Clinical and treatment-related factors associated with poorer outcomes in Clostridioides difficile infection (CDI) have been identified, particularly among critically ill and immunocompromised patients.

Published in the Journal of Hospital Infection, the analysis sought to address limitations of existing CDI prognostic models, which often under-represent critically ill patients and fail to incorporate intensive care-specific risk factors.

A team at University Hospital Bochum retrospectively analysed 87 adults hospitalised with CDI at a tertiary academic care centre between 2012 and 2014. The mean age was 60.7 years, 48.3% of the cohort were aged 65 years or older, and 52.9% were immunosuppressed.

Nearly 70% acquired infection nosocomially, and 42.5% needed admission to the intensive care unit (ICU) or intermediate care (IMC).

The primary endpoint was major adverse clinical events in CDI (MACE-CDI), defined as surgery, in-hospital mortality, or a severe, complicated disease course. Secondary outcomes included recurrence, disease severity and length of stay.

Predictors of mortality and CDI recurrence

Overall, MACE-CDI occurred in 16.1% of patients, and in-hospital mortality was 13.8%. ICU/IMC admission was strongly associated with poorer outcomes, increasing the odds of MACE-CDI more than fourfold (odds ratio [OR] 4.26; 95% CI 1.29–16.76; P=0.017).

ICU/IMC admission was also associated with an almost ninefold increase in mortality (OR 8.89; 95% CI 2.15–60.65; P=0.0017).

Age was also an independent predictor of mortality, with significantly worse outcomes in patients older than 55 years. Within the ICU/IMC subgroup, an age of 65 years or older increased the likelihood of severe CDI by more than fivefold (OR 5.30; 95% CI 1.24–28.71; P=0.023).

CDI reoccurred in 21.8% of patients. Colonisation with vancomycin-resistant Enterococci (VRE) substantially increased the overall risk of recurrence (OR 6.09; P=0.048).

ICU/IMC patients colonised with VRE had a more than 16-fold increased likelihood of recurrence (OR 16.20; P=0.015).

Immunosuppression was also associated with recurrence in critically ill patients (OR 6.39; P=0.027).

Impact of antibiotic exposure and nutritional factors

Several antibiotic classes were associated with severe or nosocomial CDI. Cephalosporin exposure increased the risk of severe CDI more than fourfold, while carbapenem use was associated with nosocomial acquisition.

Piperacillin/tazobactam exposure was linked to both severe disease and nosocomial CDI, although paradoxically, it was associated with a lower risk of recurrence.

By contrast, trimethoprim/sulphamethoxazole appeared to be associated with lower CDI severity, which the authors suggested may reflect reduced disruption of the gut microbiota compared with broader-spectrum antibiotics.

Parenteral nutrition was associated with severe CDI and prolonged hospitalisation, extending admission by approximately 33 days.

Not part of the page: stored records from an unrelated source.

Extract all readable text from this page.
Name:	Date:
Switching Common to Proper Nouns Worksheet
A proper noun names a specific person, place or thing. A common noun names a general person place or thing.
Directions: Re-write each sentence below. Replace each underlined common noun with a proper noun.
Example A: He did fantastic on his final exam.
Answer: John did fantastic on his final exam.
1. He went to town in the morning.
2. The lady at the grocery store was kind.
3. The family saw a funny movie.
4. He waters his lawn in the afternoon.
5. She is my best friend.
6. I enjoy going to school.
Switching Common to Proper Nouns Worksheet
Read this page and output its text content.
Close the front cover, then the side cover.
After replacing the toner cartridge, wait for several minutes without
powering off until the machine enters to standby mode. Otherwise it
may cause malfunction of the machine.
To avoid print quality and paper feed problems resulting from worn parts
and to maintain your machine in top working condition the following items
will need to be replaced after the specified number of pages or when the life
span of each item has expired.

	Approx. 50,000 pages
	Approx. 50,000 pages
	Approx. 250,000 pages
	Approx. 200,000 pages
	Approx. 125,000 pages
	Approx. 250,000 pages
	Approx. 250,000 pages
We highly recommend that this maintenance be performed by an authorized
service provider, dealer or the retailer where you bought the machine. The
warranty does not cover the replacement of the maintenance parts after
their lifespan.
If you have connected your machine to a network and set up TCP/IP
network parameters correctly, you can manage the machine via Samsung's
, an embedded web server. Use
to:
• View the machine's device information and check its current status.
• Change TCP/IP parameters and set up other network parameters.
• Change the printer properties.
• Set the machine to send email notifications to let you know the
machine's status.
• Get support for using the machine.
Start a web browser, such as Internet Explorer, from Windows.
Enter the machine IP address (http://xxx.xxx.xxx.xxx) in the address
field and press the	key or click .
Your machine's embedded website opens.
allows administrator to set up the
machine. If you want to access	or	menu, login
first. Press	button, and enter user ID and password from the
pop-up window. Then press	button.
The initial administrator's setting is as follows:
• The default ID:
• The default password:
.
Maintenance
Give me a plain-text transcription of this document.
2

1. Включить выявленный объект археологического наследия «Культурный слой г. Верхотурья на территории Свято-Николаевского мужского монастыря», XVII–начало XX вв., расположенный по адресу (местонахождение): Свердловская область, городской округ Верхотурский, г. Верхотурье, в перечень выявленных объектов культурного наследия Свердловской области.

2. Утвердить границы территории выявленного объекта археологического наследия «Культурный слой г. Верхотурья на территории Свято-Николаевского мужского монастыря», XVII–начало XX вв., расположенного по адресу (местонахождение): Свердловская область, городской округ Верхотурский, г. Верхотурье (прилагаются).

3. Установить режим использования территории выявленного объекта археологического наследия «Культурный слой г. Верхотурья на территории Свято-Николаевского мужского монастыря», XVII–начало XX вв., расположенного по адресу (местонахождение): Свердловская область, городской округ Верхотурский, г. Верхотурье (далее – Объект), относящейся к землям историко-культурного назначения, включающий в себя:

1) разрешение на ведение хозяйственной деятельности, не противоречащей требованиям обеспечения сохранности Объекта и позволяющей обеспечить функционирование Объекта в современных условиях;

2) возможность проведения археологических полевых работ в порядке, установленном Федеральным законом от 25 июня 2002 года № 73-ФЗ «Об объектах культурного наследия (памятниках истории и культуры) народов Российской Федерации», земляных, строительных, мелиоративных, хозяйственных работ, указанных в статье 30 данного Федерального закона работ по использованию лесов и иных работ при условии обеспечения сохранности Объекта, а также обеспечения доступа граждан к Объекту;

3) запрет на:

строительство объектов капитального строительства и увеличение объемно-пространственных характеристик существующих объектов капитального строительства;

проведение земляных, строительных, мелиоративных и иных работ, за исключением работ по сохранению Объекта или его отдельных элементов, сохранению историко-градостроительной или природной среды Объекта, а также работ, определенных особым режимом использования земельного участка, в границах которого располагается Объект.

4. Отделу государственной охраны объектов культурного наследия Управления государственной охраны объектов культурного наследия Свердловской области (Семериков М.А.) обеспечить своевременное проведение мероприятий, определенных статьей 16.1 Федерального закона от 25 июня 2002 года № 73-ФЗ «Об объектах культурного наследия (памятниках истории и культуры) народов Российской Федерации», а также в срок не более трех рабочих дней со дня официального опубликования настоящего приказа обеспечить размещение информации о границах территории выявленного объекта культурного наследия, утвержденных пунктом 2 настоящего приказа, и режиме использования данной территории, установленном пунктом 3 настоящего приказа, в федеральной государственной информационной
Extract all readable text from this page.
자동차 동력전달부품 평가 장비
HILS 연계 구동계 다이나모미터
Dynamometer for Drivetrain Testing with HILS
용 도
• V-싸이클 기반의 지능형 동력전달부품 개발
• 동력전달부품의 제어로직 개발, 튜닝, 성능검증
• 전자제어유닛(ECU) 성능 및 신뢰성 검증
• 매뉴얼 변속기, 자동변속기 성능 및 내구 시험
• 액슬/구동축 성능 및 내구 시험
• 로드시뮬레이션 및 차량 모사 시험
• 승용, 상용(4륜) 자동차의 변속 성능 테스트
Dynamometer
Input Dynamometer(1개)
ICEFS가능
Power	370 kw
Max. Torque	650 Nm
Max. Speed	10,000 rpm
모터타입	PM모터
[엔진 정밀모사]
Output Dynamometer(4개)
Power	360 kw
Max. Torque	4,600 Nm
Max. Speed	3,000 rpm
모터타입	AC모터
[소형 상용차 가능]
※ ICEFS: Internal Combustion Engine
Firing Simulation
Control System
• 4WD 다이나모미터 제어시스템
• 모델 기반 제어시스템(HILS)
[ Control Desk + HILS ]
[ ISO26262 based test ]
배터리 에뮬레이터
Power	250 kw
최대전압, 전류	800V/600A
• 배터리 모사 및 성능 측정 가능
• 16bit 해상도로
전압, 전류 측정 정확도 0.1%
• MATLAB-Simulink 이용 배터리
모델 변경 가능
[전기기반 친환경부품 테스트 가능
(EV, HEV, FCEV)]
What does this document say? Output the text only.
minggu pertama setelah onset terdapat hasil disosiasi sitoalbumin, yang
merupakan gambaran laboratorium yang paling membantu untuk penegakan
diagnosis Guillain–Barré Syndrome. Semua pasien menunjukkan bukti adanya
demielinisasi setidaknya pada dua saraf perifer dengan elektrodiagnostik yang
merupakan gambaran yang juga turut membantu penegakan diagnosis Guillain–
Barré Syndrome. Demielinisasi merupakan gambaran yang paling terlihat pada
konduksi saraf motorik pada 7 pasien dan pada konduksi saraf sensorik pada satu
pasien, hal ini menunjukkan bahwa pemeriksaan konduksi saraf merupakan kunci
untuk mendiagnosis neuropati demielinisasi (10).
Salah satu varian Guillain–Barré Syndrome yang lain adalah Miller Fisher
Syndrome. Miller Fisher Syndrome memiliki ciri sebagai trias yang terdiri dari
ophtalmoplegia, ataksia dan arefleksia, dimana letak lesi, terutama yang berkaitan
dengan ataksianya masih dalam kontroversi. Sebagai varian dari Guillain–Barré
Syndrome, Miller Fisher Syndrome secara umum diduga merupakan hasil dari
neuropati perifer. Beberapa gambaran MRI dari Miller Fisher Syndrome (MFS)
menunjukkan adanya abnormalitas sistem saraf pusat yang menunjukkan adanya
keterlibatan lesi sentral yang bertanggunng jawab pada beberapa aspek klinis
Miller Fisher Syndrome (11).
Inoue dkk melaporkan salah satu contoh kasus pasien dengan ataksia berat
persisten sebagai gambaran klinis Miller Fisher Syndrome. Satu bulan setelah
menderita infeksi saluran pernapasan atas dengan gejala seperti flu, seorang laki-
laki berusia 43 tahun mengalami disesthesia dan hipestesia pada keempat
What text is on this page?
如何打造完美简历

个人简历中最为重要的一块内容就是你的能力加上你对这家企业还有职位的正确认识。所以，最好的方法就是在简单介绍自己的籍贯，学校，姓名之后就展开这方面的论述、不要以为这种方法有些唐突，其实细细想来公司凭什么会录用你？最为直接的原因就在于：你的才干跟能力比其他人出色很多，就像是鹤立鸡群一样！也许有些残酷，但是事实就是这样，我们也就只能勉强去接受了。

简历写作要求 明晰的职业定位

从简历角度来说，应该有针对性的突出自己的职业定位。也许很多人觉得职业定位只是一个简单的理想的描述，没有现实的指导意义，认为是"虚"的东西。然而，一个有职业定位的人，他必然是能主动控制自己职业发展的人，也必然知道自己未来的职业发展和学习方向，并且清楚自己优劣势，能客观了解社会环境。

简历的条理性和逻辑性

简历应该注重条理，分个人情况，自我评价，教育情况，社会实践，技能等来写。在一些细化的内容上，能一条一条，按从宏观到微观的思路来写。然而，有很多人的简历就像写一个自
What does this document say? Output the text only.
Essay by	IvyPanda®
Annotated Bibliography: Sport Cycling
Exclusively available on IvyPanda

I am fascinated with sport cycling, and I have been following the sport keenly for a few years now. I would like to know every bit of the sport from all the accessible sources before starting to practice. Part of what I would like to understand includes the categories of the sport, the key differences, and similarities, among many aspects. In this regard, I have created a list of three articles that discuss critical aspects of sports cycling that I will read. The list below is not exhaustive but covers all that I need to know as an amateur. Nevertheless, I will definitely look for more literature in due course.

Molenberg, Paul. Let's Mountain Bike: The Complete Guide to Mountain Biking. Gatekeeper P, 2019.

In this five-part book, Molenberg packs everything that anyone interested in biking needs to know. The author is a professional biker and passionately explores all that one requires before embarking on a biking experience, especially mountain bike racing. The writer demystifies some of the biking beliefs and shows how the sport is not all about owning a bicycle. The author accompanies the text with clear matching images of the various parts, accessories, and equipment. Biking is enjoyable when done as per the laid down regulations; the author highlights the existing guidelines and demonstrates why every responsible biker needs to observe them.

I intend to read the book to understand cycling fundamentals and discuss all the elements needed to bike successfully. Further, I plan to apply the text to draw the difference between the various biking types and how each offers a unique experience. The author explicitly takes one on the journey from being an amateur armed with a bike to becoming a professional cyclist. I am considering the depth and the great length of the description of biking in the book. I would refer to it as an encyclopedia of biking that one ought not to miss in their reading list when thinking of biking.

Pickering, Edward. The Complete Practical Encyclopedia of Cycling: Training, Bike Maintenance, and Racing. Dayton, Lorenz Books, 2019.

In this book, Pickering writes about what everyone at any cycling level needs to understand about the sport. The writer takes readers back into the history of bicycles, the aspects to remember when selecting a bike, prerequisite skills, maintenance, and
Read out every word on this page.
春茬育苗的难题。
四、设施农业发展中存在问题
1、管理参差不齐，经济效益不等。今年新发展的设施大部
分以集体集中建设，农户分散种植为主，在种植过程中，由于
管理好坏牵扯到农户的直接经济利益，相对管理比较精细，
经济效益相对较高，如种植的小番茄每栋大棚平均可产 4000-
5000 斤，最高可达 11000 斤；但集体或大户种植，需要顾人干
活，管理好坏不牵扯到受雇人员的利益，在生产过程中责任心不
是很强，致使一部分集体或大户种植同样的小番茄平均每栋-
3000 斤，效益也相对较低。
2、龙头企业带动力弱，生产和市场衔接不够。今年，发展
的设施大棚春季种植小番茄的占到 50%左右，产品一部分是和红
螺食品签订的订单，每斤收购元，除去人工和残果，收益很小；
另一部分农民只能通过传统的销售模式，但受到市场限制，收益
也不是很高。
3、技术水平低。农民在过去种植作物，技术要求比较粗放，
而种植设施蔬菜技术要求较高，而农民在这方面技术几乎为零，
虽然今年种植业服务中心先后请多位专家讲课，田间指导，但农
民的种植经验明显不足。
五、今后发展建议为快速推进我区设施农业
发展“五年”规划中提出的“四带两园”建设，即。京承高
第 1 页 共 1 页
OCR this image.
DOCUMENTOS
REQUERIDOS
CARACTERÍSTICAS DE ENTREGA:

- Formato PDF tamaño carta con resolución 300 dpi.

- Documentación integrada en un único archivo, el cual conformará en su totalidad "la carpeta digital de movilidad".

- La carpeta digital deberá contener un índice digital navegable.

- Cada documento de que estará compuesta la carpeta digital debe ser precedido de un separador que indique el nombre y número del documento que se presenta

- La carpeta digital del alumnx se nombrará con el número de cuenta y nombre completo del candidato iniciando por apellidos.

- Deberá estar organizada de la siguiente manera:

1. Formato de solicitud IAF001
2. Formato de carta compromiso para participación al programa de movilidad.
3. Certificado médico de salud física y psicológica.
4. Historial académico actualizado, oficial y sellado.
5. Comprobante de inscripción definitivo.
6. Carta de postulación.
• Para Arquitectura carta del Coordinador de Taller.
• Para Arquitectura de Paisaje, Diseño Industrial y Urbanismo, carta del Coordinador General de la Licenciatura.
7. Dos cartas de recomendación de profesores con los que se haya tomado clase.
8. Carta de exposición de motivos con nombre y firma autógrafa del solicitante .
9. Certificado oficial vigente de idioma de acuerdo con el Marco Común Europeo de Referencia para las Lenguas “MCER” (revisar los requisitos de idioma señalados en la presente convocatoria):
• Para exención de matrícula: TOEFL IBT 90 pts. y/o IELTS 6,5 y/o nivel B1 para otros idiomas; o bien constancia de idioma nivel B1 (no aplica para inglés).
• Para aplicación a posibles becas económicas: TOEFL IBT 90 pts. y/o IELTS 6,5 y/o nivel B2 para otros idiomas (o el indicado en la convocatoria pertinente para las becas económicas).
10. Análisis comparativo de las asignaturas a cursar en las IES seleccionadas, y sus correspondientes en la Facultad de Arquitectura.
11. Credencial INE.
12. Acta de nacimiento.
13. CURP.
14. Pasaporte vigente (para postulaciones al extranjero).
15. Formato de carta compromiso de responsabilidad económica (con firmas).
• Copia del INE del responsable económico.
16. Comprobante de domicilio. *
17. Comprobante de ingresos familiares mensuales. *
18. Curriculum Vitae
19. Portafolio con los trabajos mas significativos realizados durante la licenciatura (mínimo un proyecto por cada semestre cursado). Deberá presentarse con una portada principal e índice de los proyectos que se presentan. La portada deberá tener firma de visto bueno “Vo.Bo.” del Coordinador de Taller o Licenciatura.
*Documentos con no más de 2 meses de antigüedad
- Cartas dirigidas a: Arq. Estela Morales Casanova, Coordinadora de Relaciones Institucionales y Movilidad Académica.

Microbiome disruption and recurrent CDI risk

The authors noted the retrospective single-centre design, relatively small sample size and potential residual confounding as limitations. The dataset also predated newer CDI management approaches, including wider use of fidaxomicin and microbiota-directed therapies, they said.

Nevertheless, the authors concluded that the findings reinforce growing evidence linking microbiome disruption and colonisation by multidrug-resistant organisms to recurrent CDI risk, while also highlighting the multifactorial drivers of CDI severity in critically ill and immunocompromised patients.

The findings also support the need for more refined risk stratification, antimicrobial stewardship and preventive strategies in high-risk populations. However, prospective multicentre studies are still needed to validate the findings and inform future prognostic models, they added.

Reference
Nashtar MA et al. From ward to intensive care unit: clinical drivers of adverse outcomes in Clostridioides difficile infection – A retrospective cohort study. J Hosp Infect 2026;170:209–17.